AlzheimersNet is your comprehensive guide to memory care in Cincinnati, OH. Memory care facilities provide housing and care for older adults with Alzheimer's disease and other types of dementia. Memory care empowers seniors who have memory loss to stay as active and engaged as possible, while living in a dignified, comfortable and supervised setting. Our local Senior Living Advisors are expert in dementia care in Cincinnati, OH and surrounding areas. After an initial assessment, your advisor will prepare a list of memory care facilities that most closely match your loved one's unique imperatives for care and living preferences, as well as your family's budget.
Memory Care Costs in Cincinnati, OH
Price varies widely depending on location, care required, size of the resident's living space and the level of luxury at the community. The price of memory care in Cincinnati ranges from $6,295 to $11,165 per month, with an average cost of $8,487.
Facts about Cincinnati
Neighborhoods in Cincinnati include: Avondale, Bond Hill, California, Camp Washington, Carthage, Clifton, CUF, College Hill, Columbia-Tusculum, Corryville, East End, Price Hill, East Walnut Hills, East Westwood, English Woods, Fay Apartments, Evanston, Hartwell, Hyde Park, and Kennedy Heights.
The official website for the city of Cincinnati is http://cincinnati-oh.gov/.
Cincinnati is represented by Mayor John Cranley.
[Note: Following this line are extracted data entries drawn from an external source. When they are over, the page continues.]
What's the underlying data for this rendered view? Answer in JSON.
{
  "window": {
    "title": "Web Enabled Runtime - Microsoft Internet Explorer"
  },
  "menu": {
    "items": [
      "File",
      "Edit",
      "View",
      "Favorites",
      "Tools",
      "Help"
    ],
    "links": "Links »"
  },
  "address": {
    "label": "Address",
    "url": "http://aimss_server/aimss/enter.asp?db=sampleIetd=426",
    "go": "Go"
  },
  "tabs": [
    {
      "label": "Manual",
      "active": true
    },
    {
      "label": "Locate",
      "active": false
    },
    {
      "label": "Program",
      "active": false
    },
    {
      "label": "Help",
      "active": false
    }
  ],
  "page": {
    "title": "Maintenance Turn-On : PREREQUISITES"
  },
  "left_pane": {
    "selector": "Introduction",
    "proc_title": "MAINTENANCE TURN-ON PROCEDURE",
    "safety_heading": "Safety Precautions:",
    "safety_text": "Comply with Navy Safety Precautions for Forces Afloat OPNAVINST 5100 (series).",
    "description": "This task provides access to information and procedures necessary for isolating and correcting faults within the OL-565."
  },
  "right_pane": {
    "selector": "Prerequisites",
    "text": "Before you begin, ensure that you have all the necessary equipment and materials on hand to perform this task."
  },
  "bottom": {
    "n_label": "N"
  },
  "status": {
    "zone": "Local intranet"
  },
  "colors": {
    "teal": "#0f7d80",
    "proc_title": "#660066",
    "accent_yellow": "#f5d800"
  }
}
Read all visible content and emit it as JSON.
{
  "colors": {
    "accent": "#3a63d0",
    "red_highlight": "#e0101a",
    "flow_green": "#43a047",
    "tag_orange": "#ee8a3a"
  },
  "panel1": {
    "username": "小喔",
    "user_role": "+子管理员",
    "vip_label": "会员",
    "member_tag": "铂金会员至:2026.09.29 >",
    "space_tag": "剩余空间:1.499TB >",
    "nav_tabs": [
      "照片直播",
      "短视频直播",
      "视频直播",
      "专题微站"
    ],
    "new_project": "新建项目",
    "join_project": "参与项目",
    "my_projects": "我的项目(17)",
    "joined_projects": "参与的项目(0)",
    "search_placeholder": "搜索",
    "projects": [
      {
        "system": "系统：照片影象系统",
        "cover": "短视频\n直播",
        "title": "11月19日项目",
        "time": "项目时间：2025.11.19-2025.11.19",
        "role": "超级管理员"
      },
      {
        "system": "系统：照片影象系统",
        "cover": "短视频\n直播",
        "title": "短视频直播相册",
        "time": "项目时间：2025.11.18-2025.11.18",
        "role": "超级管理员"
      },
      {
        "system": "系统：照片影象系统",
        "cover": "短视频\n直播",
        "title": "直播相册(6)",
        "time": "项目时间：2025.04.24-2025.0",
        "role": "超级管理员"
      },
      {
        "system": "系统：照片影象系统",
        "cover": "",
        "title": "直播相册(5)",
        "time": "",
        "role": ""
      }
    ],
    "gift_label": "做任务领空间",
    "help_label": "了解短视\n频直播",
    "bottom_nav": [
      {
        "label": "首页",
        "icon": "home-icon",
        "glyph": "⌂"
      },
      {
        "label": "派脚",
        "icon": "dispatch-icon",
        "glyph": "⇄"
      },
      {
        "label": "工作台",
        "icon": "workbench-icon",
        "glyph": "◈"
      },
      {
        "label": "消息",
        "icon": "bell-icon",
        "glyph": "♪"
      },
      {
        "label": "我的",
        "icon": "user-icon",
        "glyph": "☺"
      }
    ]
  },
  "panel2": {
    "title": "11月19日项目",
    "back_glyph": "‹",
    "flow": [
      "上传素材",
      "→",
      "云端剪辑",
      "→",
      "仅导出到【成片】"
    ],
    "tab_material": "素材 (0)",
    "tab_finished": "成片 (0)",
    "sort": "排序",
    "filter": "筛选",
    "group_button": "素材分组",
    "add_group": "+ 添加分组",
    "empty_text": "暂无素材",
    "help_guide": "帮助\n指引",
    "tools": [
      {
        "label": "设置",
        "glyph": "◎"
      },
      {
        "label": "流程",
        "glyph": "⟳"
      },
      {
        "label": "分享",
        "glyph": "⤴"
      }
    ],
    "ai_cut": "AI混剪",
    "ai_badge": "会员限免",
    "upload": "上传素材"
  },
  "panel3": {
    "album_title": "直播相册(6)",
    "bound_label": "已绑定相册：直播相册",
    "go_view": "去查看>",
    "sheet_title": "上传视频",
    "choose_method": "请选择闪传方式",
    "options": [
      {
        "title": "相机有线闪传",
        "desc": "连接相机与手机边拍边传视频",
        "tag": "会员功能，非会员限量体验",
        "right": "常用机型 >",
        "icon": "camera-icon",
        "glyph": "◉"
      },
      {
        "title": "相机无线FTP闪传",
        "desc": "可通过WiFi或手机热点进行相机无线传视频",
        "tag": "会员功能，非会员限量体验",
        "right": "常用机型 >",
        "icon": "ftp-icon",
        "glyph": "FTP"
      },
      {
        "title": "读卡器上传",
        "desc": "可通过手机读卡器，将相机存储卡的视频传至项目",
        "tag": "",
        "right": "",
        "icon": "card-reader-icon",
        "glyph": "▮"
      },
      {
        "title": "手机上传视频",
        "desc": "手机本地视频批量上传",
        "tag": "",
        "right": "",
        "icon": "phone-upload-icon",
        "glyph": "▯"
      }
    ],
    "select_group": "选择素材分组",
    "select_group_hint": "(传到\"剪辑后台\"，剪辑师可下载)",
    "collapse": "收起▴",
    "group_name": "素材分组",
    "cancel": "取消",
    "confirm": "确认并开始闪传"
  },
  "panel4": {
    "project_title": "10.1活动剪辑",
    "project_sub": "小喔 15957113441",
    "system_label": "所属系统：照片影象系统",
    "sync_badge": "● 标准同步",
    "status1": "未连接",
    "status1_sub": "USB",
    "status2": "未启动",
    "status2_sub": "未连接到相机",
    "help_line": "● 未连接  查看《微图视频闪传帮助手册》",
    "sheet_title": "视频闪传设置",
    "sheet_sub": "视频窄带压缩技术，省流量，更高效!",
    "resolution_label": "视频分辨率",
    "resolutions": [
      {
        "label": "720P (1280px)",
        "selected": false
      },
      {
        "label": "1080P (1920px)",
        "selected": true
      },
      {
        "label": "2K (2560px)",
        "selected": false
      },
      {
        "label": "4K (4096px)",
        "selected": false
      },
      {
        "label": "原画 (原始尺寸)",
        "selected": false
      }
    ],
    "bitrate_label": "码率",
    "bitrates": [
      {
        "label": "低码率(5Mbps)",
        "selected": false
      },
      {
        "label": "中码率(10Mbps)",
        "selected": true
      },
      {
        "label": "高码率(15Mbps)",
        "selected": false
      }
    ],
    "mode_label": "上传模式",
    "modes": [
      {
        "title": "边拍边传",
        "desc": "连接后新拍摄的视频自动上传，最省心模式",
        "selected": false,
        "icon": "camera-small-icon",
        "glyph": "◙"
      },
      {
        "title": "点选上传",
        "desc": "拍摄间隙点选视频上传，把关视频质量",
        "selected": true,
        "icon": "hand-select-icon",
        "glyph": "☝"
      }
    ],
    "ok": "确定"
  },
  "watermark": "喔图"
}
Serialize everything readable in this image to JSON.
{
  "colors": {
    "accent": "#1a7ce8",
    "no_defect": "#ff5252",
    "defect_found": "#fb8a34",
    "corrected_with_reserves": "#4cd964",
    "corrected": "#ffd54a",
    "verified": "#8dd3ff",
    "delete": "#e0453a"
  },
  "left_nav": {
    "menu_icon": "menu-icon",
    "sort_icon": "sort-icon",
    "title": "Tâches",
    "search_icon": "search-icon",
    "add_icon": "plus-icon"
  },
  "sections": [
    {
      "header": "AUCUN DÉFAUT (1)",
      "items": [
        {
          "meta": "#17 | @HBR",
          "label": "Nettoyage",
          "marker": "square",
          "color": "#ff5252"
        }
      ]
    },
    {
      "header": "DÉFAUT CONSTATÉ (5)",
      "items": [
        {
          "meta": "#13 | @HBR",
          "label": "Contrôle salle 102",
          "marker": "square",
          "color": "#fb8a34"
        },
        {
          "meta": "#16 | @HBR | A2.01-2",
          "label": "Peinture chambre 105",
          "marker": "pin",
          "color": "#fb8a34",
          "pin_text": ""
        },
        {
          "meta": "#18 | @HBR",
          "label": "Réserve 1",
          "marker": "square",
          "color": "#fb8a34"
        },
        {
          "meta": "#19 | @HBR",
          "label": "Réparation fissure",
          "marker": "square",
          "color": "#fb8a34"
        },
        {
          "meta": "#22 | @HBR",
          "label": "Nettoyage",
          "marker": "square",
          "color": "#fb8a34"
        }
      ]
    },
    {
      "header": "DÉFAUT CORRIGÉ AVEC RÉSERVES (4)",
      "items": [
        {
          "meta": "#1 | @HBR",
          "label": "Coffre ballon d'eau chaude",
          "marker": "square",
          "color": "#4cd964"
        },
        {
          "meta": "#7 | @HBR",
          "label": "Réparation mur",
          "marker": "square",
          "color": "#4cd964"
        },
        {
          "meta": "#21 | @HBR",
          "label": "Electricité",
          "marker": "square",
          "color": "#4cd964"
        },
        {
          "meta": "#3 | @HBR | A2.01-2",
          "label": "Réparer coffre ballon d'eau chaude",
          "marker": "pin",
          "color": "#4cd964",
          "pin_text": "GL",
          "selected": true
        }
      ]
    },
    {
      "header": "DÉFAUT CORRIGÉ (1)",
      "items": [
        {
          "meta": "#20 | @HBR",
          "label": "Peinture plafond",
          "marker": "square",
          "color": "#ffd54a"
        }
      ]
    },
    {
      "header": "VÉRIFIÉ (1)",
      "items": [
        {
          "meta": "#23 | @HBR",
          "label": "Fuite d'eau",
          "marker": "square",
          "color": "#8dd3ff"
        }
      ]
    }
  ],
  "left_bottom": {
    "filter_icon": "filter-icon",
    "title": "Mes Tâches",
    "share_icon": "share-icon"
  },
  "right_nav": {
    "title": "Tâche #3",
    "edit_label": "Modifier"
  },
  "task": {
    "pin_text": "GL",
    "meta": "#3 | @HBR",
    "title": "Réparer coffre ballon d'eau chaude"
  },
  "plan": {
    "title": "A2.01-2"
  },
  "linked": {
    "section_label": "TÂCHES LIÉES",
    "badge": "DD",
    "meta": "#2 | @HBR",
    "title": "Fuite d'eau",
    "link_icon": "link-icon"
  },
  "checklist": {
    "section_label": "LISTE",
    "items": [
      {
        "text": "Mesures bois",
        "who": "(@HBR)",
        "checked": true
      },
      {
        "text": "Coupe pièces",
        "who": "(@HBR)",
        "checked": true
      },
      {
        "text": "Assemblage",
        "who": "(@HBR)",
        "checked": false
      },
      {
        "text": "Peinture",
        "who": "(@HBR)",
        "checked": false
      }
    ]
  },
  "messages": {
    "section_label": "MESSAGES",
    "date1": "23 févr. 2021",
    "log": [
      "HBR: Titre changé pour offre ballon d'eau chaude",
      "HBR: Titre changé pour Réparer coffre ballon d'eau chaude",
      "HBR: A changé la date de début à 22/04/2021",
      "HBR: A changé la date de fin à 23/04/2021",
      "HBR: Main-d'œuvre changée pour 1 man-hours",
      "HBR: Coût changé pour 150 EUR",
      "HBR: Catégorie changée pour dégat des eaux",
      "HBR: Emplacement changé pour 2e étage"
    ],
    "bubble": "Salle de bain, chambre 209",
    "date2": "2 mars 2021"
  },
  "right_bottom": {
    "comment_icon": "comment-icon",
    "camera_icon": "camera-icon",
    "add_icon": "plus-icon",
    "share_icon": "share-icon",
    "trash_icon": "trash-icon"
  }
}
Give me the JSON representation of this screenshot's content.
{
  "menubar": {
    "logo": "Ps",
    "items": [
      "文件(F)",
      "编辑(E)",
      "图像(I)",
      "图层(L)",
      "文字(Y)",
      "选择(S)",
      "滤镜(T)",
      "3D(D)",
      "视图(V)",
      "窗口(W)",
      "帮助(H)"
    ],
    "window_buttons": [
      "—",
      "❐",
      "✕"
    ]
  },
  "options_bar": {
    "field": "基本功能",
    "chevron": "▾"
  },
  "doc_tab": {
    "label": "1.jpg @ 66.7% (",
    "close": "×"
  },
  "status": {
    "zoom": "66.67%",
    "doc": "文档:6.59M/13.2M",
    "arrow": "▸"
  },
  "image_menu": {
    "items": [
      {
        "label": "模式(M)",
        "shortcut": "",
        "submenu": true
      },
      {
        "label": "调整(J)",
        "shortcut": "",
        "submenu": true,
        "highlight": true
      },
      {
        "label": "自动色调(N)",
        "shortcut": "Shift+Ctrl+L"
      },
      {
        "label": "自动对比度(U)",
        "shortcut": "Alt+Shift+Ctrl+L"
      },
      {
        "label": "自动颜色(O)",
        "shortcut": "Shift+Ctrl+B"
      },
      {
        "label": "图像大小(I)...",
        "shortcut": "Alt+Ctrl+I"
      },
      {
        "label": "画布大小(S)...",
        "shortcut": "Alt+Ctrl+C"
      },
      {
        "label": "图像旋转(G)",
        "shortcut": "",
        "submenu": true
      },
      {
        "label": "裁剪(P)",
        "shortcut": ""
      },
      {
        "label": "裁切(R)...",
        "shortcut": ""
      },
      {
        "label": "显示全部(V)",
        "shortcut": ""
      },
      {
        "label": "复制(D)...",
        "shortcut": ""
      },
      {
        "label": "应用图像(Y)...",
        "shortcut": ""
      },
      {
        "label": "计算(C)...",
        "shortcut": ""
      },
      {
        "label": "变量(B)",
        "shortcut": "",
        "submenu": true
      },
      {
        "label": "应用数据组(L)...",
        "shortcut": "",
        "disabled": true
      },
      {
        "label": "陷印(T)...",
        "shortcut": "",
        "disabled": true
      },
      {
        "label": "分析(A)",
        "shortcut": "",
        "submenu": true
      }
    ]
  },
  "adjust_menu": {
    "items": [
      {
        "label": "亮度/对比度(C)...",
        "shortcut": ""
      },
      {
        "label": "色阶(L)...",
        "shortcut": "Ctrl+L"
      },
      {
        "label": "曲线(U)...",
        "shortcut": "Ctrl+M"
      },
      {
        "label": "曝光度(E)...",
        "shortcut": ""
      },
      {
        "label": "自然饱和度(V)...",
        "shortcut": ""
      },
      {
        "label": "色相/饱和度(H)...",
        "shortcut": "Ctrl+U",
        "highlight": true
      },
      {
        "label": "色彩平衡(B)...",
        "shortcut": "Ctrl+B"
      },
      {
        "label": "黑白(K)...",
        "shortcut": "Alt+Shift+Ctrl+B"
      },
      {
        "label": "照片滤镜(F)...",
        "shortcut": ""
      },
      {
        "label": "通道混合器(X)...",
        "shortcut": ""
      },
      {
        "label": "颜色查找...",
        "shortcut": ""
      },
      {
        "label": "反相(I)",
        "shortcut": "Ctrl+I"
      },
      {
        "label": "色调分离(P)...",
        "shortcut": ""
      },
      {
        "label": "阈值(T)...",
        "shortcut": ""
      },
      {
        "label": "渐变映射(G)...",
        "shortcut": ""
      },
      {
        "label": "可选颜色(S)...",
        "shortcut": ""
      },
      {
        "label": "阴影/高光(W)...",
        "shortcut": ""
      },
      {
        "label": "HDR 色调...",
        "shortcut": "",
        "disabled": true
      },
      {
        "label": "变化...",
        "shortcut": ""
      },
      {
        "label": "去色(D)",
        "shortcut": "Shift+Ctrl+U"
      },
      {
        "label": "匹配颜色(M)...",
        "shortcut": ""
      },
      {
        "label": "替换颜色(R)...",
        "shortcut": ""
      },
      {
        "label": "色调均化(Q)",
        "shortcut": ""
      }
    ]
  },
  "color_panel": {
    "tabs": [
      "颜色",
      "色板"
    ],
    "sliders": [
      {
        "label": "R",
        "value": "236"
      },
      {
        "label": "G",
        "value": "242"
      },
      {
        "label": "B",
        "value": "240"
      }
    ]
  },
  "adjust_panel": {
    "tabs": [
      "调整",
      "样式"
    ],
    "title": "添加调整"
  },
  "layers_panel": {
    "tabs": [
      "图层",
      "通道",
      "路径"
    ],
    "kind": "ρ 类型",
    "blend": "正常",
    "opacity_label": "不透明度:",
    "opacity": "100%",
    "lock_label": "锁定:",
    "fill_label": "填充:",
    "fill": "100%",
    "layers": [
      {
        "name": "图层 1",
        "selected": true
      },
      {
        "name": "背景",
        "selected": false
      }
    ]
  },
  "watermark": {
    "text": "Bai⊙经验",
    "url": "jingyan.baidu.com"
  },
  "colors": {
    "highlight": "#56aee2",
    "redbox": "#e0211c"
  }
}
Cincinnati is a city in and the county seat of Hamilton County, Ohio, United States. The third-largest city in Ohio and the 65th-largest city in the United States, it had a population of 296,945 at the 2010 census. According to the census, the population of the metropolitan area was 2,214,954 – the 28th-largest Metropolitan Statistical Area (MSA) in the United States and the largest centered in Ohio. Settled in 1788, the city is located on the north side of the confluence of the Licking with the Ohio River. The latter forms the border between the states of Ohio and Kentucky.In the early 19th century, Cincinnati was an American boomtown in the heart of the country; it rivaled the larger coastal cities in size and wealth. Throughout much of the 19th century, it was listed among the top 10 U.S. cities by population, surpassed only by New Orleans and the older, established settlements of the Eastern Seaboard; at one point holding the position of sixth-largest city for a period spanning consecutive census reports from 1840 until 1860. It was by far the largest city in the west. Because it is the first major American city founded after the American Revolution as well as the first major inland city in the country, Cincinnati is sometimes thought of as the first purely “American” city.Cincinnati developed with less European immigration or influence than eastern cities attracted in the same period; however, it received a significant number of German immigrants, who founded many of the city’s cultural institutions. By the end of the 19th century, with the shift from steamboats to railroads drawing off freight shipping, trade patterns had altered and Cincinnati’s growth slowed considerably. The city was surpassed in population by other inland cities, particularly Chicago, which developed based on commodity exploitation and the railroads, and St. Louis, for decades after the Civil War the gateway to westward migration.Cincinnati is home to two major sports teams, the Cincinnati Reds, the oldest franchise in Major League Baseball, and the Cincinnati Bengals of the National Football League. The University of Cincinnati, founded in 1819, is one of the 50 largest in the United States. Cincinnati is known for its historic architecture. In the late 1800s, Cincinnati was commonly referred to as “Paris of America”, due mainly to such ambitious architectural projects as the Music Hall, Cincinnatian Hotel, and Shillito Department Store.